Águas paradas e uma tempestade

O temporal que varreu de norte a sul o país confrontou-nos de novo, de uma forma talvez mais brutal do que o costume, com a evidência da vulnerabilidade da nossa orla costeira.

E com a urgência de encontrarmos uma forma de nos adaptarmos a um oceano que as alterações climáticas estão a tornar cada mais perigoso e destruidor.

A tempestade Hércules diferenciou-se de outras por duas razões. Por um lado, fez-se sentir em toda a costa. Houve notícia de estragos da foz do Douro até Quarteira. Não foi uma tempestade localizada. Por outro, as baixas pressões fizeram subir o nível do mar em cerca de um metro e as ondas tinham uma duração superior à habitual. Some-se a isso as câmaras que hoje estão espalhadas por inúmeras praias e as imagens captadas por telemóveis e obtemos, além de uma tempestade incomum, múltiplos testemunhos da violência das ondas.

A tudo isto o país responde com águas paradas. Não que seja humanamente possível ter uma estratégia contra tempestades, mas é possível ter estratégias que nos permitam adaptarmo-nos a este vizinho imprevisível que é o oceano. O pior é quando essas estratégias até existem, mas tendem a ficar sepultadas na calmaria de um fundo de gaveta. Algumas das intervenções ontem anunciadas pelo ministro do Ambiente, Moreira da Silva, para a costa entre Ovar e Marinha Grande, uma zona particularmente sensível, fazem parte de um plano aprovado há 14 anos.

Mais grave é a tolerância que continua a existir para com a profusão de edificações em zonas de risco do litoral. Entre 2001 e 2011, a população que vive em freguesias junto ao mar aumentou 10%.

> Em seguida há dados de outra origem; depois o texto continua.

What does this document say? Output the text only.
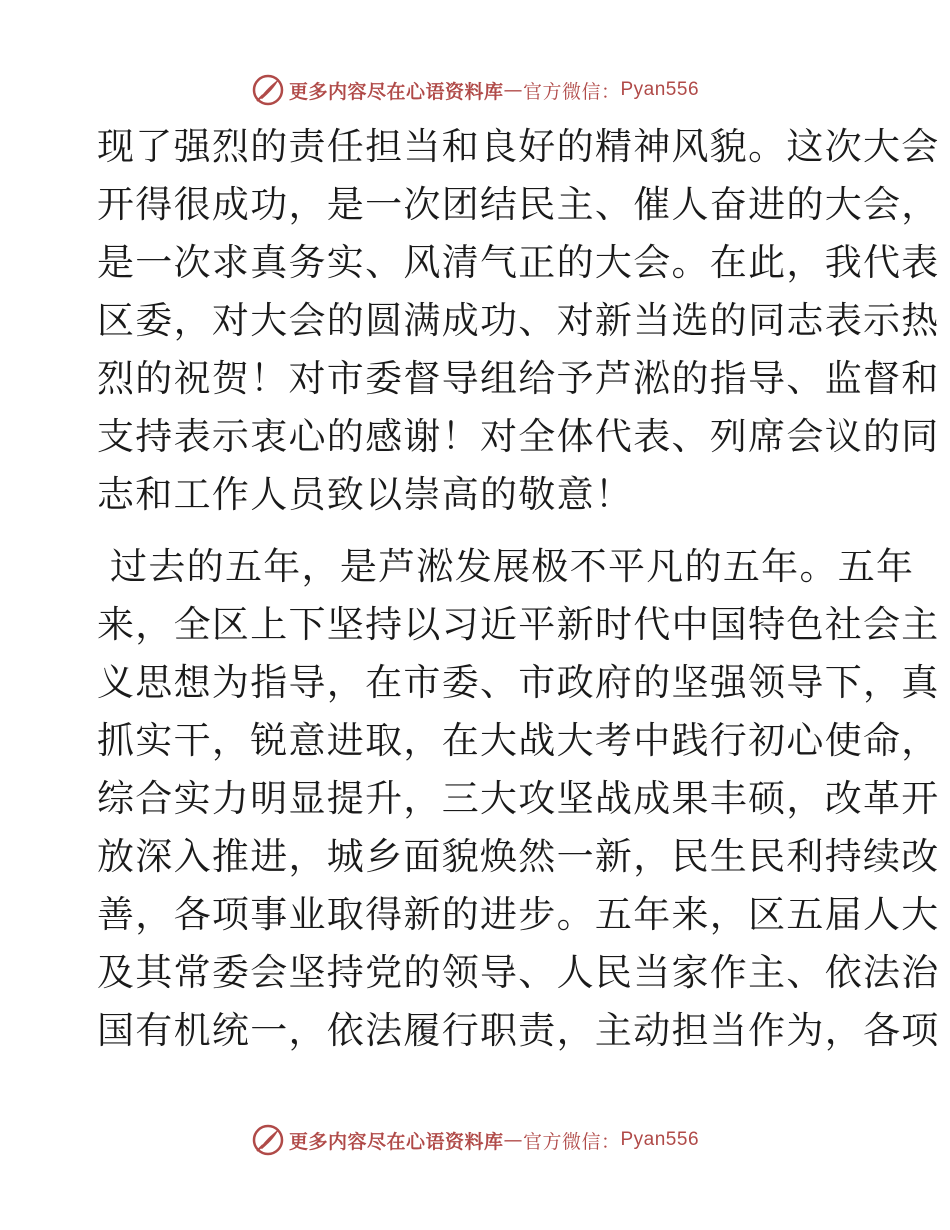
更多内容尽在心语资料库 — 官方微信： Pyan556

现了强烈的责任担当和良好的精神风貌。这次大会
开得很成功，是一次团结民主、催人奋进的大会，
是一次求真务实、风清气正的大会。在此，我代表
区委，对大会的圆满成功、对新当选的同志表示热
烈的祝贺！对市委督导组给予芦淞的指导、监督和
支持表示衷心的感谢！对全体代表、列席会议的同
志和工作人员致以崇高的敬意！

过去的五年，是芦淞发展极不平凡的五年。五年
来，全区上下坚持以习近平新时代中国特色社会主
义思想为指导，在市委、市政府的坚强领导下，真
抓实干，锐意进取，在大战大考中践行初心使命，
综合实力明显提升，三大攻坚战成果丰硕，改革开
放深入推进，城乡面貌焕然一新，民生民利持续改
善，各项事业取得新的进步。五年来，区五届人大
及其常委会坚持党的领导、人民当家作主、依法治
国有机统一，依法履行职责，主动担当作为，各项

更多内容尽在心语资料库 — 官方微信： Pyan556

Nada disto é exactamente animador num país onde dois terços da linha de costa são susceptíveis de erosão, que a subida do nível do mar só agravará no futuro. Ainda não aprendemos, portanto, a lição. E o vigor da tempestade dos últimos dias deixou claro que é urgente uma mudança de atitude colectiva em relação à protecção da nossa costa.